Different doctors may diagnose their patients differently based on the symptoms and possibly prescribe different treatments and medicines. All this medical history for every patient gets documented using electronic medical record systems. The historical data is stored in databases and builds up over time, providing a wealth of information across patients, doctors and hospitals.

Instead of letting all this historical data sit there in long-term storage, data from across hospitals, doctors and patients can be pooled together and analyzed on a large scale using artificial intelligence, machine learning, big-data and data science technologies. The data aggregates all the different treatments provided, their effectiveness, misdiagnoses, side-effects, etc. Doing so can help doctors determine the best treatments going forward, avoid side effects, and provide insights to develop new treatments and medicines based on these historical findings.

The analytics results can be made available as APIs so all hospitals, doctors, pharmaceutical manufacturers and others can integrate with their software products and use them as appropriate. This is a more efficient process versus all these separate entities performing their own data aggregations and analytics, which is a complete waste of time and resources.

Weather forecasting information used by numerous weather applications across devices, especially on mobile devices where you can find many weather apps, and all of them show similar information for any location/zip code. None of these applications need to build their own weather monitoring stations in every part of the country, instead they can all call into APIs provided by companies that have these weather monitoring stations in different locations, and just display them to the users.
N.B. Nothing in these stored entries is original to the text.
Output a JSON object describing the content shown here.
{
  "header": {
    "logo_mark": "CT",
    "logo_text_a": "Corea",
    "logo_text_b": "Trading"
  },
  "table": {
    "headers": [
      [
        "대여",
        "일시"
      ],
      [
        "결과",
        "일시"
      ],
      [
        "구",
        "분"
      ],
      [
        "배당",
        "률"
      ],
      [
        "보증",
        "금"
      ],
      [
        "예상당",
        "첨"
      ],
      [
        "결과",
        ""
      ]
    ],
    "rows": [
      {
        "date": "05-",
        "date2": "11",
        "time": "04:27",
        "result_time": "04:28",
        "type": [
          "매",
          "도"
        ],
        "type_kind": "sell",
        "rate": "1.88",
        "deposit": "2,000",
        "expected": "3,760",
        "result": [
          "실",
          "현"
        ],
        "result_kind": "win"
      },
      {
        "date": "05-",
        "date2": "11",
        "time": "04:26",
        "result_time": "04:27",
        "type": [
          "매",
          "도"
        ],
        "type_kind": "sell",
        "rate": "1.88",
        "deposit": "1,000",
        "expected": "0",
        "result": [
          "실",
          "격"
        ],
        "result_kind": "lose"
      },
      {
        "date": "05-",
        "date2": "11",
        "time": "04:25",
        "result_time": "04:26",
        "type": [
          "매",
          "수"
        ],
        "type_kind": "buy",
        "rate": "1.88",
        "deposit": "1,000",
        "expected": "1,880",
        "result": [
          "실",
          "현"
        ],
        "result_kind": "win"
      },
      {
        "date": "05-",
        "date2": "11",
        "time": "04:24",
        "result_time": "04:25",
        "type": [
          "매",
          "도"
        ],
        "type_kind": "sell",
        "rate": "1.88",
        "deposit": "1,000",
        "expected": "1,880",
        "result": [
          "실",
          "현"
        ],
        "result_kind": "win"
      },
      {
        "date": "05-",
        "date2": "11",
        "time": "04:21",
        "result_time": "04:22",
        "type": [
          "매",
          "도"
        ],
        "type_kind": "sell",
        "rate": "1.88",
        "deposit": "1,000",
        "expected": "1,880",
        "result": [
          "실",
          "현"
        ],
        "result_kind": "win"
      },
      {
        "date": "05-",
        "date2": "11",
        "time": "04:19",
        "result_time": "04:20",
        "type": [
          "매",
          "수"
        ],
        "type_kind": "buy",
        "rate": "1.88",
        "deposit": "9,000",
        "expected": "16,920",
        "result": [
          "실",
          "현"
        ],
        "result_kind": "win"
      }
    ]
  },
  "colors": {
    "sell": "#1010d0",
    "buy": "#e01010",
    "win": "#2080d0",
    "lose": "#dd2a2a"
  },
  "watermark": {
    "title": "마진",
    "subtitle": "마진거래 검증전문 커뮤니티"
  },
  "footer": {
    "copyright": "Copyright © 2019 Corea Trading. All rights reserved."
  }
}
This may include current high/low temperatures, daily forecast for the next n-number of days, or average high/low temperatures based on historical data collected and analyzed over time.

The outcome is high level of reusability without wasting resources. This kind of reusability helps people solve problems faster and make advancements in every industry across the world.

Imagine that. APIs can help humanity as a whole and conserve natural resources. APIs can help medical professionals make better decisions about healthcare. APIs can help businesses run more efficiently. APIs for the win.